The δ¹³C values of dissolved HCO₃⁻ in 75 water samples from 15 oil and gas fields (San Joaquin Valley, Calif., and the Houston-Galveston and Corpus Christi areas of Texas) were determined to study the sources of CO₂ of the dissolved species and carbonate cements that modify the porosity and permeability of many petroleum reservoir rocks. The reservoir rocks are sandstones which range in age from Eocene through Miocene. The δ¹³C values of total HCO₃⁻ indicate that the carbon in the dissolved carbonate species and carbonate cements is mainly of organic origin.

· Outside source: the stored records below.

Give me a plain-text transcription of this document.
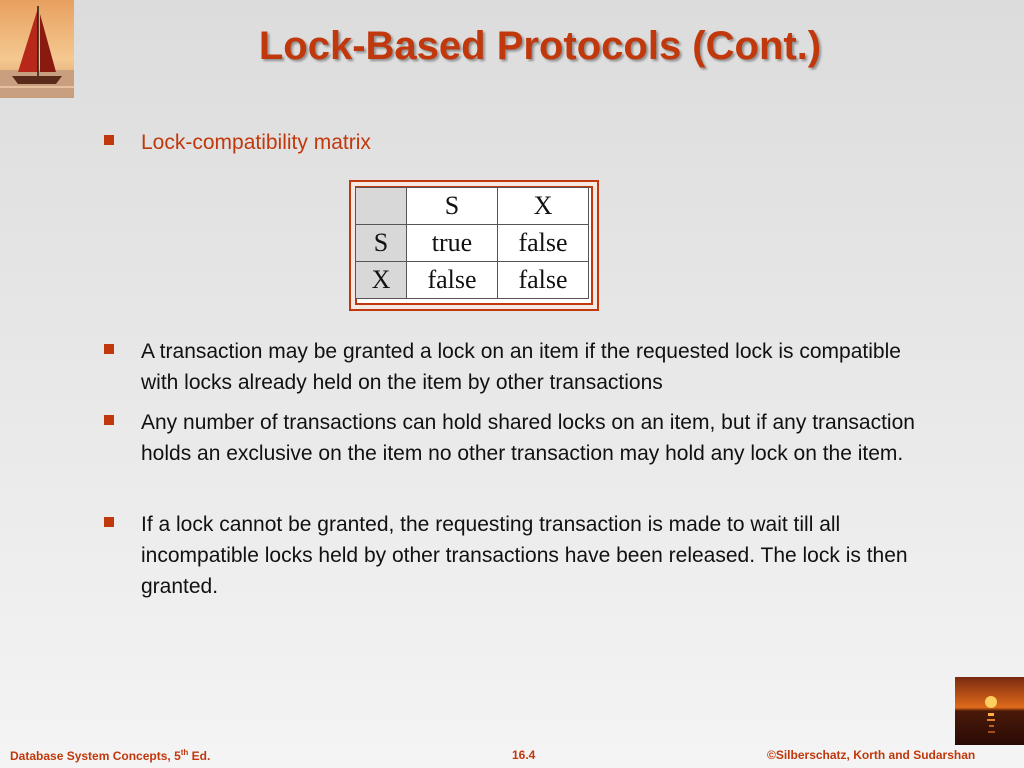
Lock-Based Protocols (Cont.)
Lock-compatibility matrix
	S	X
S	true	false
X	false	false
A transaction may be granted a lock on an item if the requested lock is compatible with locks already held on the item by other transactions
Any number of transactions can hold shared locks on an item, but if any transaction holds an exclusive on the item no other transaction may hold any lock on the item.
If a lock cannot be granted, the requesting transaction is made to wait till all incompatible locks held by other transactions have been released. The lock is then granted.
Database System Concepts, 5th Ed.	16.4	©Silberschatz, Korth and Sudarshan
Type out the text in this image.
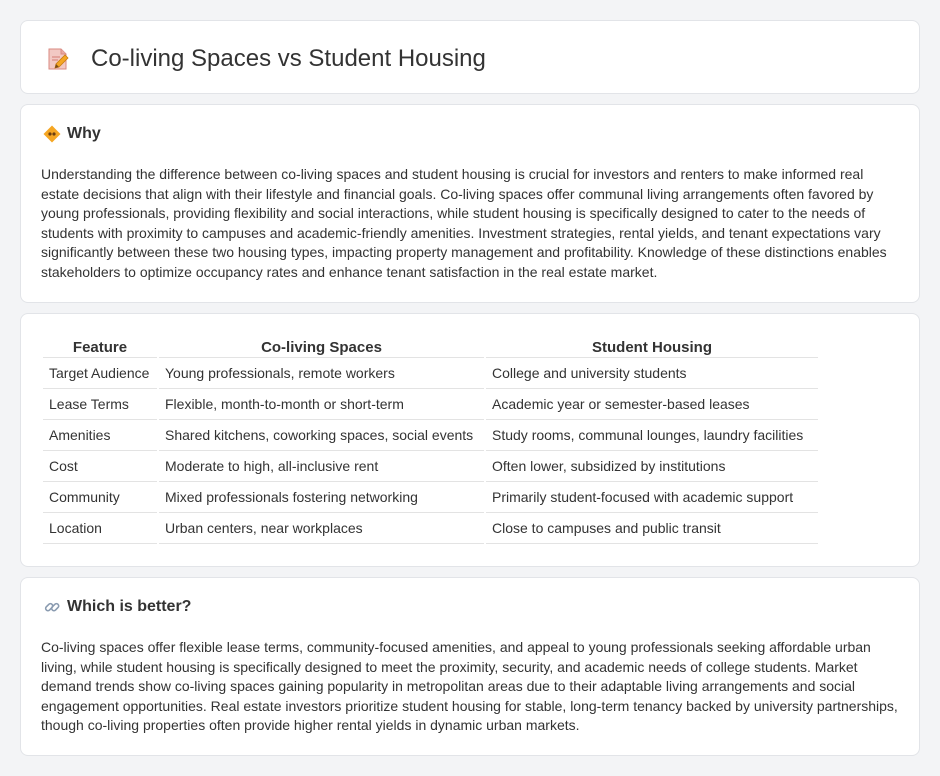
Co-living Spaces vs Student Housing
Why

Understanding the difference between co-living spaces and student housing is crucial for investors and renters to make informed real estate decisions that align with their lifestyle and financial goals. Co-living spaces offer communal living arrangements often favored by young professionals, providing flexibility and social interactions, while student housing is specifically designed to cater to the needs of students with proximity to campuses and academic-friendly amenities. Investment strategies, rental yields, and tenant expectations vary significantly between these two housing types, impacting property management and profitability. Knowledge of these distinctions enables stakeholders to optimize occupancy rates and enhance tenant satisfaction in the real estate market.

Feature	Co-living Spaces	Student Housing
Target Audience	Young professionals, remote workers	College and university students
Lease Terms	Flexible, month-to-month or short-term	Academic year or semester-based leases
Amenities	Shared kitchens, coworking spaces, social events	Study rooms, communal lounges, laundry facilities
Cost	Moderate to high, all-inclusive rent	Often lower, subsidized by institutions
Community	Mixed professionals fostering networking	Primarily student-focused with academic support
Location	Urban centers, near workplaces	Close to campuses and public transit
Which is better?

Co-living spaces offer flexible lease terms, community-focused amenities, and appeal to young professionals seeking affordable urban living, while student housing is specifically designed to meet the proximity, security, and academic needs of college students. Market demand trends show co-living spaces gaining popularity in metropolitan areas due to their adaptable living arrangements and social engagement opportunities. Real estate investors prioritize student housing for stable, long-term tenancy backed by university partnerships, though co-living properties often provide higher rental yields in dynamic urban markets.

The range of δ¹³C values for the HCO₃⁻ of these waters is −20–28 per mil relative to PDB. This wide range of δ¹³C values is explained by three mechanisms. Microbiological degradation of organic matter appears to be the dominant process controlling the extremely low and high δ¹³C values of HCO₃⁻ in the shallow production zones where the subsurface temperatures are less than 80°C. The extremely low δ¹³C values (< −10 per mil) are obtained in waters where concentrations of SO₄²⁻ are more than 25 mg/l and probably result from the degradation of organic acid anions by sulfate-reducing bacteria (SO₄²⁻ + CH₃COO⁻ → 2HCO₃⁻ + HS⁻). The high δ¹³C values probably result from the degradation of these anions by methanogenic bacteria (CH₃COO⁻ + H₂OaiHCO₃⁻ + CH₄).

Thermal decarboxylation of short-chain aliphatic acid anions (principally acetate) to produce CO₂ and CH₄ is probably the major source of CO₂ for production zones with subsurface temperatures greater than 80°C. The δ¹³C values of HCO₃⁻ for waters from zones with temperatures greater than 100°C result from isotopic equilibration between CO₂ and CH₄. At these high temperatures, δ¹³C values of HCO₃⁻ decrease with increasing temperatures and decreasing concentrations of these acid anions.